Светлый фон

В контексте меняющихся норм становится актуальным вопрос — а что вообще считать изнасилованием; мужчинам-жертвам не верят, потому что считается, что просто нежелательный секс под принуждением, которого можно было бы избежать силой, — это не изнасилование. Швеция — один из примеров, где последние десять лет процент выявленных изнасилований растёт именно из-за расширения юридического определения, это свидетельство того, что страна действительно борется с насилием. Она первой в мире в 1984 году убрала гендерные признаки из определения насилия; в 2005 году закон был переписан, включив секс со спящим человеком или не могущим по иным причинам сказать нет; в 2012 и в 2018-м понятие изнасилования снова было расширено — теперь в него включается любой секс без активного согласия, даже если не было физического принуждения; если пересчитать текущий шведский рейтинг насилия по модели, признанной в Германии, он упадёт почти на 327 %. Как не бывает опыта чистого насилия, так и не бывает опыта чистой травмы — она зависит как от индивидуальных факторов, так и от социального окружения и доступных ресурсов помощи. Саньял цитирует разных женщин, которые описывают свой опыт насилия в незападных регионах или 40–50 лет назад: тогда они больше переживали за социальную изоляцию или позор, чем за потерю себя или духовную смерть, травма ощущалась иначе.
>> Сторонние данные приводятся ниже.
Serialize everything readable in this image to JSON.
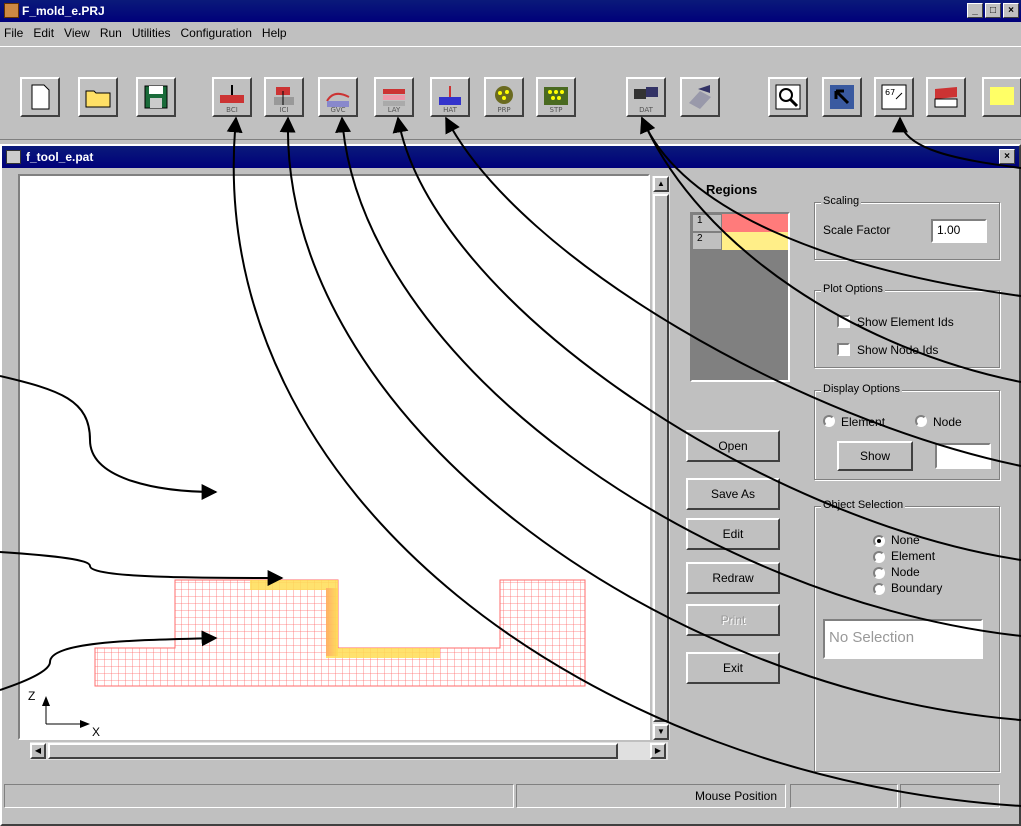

Саньял кажется, что анти-рейп движение и освещение изнасилований в медиа приводят к непродуктивной виктимизации жертв; rape survivor становится идентичностью для женщины, а далеко не все готовы растворяться в собственной травме.

Девочек с раннего возраста учат, что изнасилование это самое страшное, что может с ними произойти, что нормально после этого чувствовать себя грязной и раздавленной; но в какой степени этот нарратив программирует людей на эти чувства? Разговорные шоу эксплуатируют образ жертв и приглашают самых виктимизированных — боящихся мужчин, боящихся выходить из дома, потерявших возможность адекватно функционировать; их чувства с гигантской долей вероятности реальные, но это далеко не полный портрет людей, переживших насилие. Если ты жертва автокатастрофы, никому не придёт в голову подразумевать, что это радикально изменило твою идентичность; ровно это происходит с жертвами насилия. Пока понятие насилия будет рассматриваться как воровство целостности у женщины, её сексуальная чистота так и будет нести смысл её существования; утверждать, что в глубине женщины есть некое ядро, которое может быть безвозвратно разрушено опытом насилия, — значит объективировать женщину. Женщин учат не сопротивляться, потому что это может повлечь ещё большую агрессию, хотя люди, которые непосредственно работают с темой, говорят, что огромное количество случаев изнасилования обрывается в процессе: жертвы отбиваются, насильники убегают, у них, если это мужчина, не встаёт член — и так далее. Саньял спрашивает, почему мы не слышим об этих историях в медиа, а только об ужасных монстрах, доводящих дело до конца? Виржини Депант пишет, что женщин «учат, как быть изнасилованными»; она описывает свой опыт столкновения с этим и говорит, что чувствовала себя в этот момент «женщиной, отвратительно по-женски, как никогда до этого и с тех пор»; она просто замерла, потому что таков был скрипт; если бы у неё попытались украсть что-то — вряд ли бы её реакция была именно такой.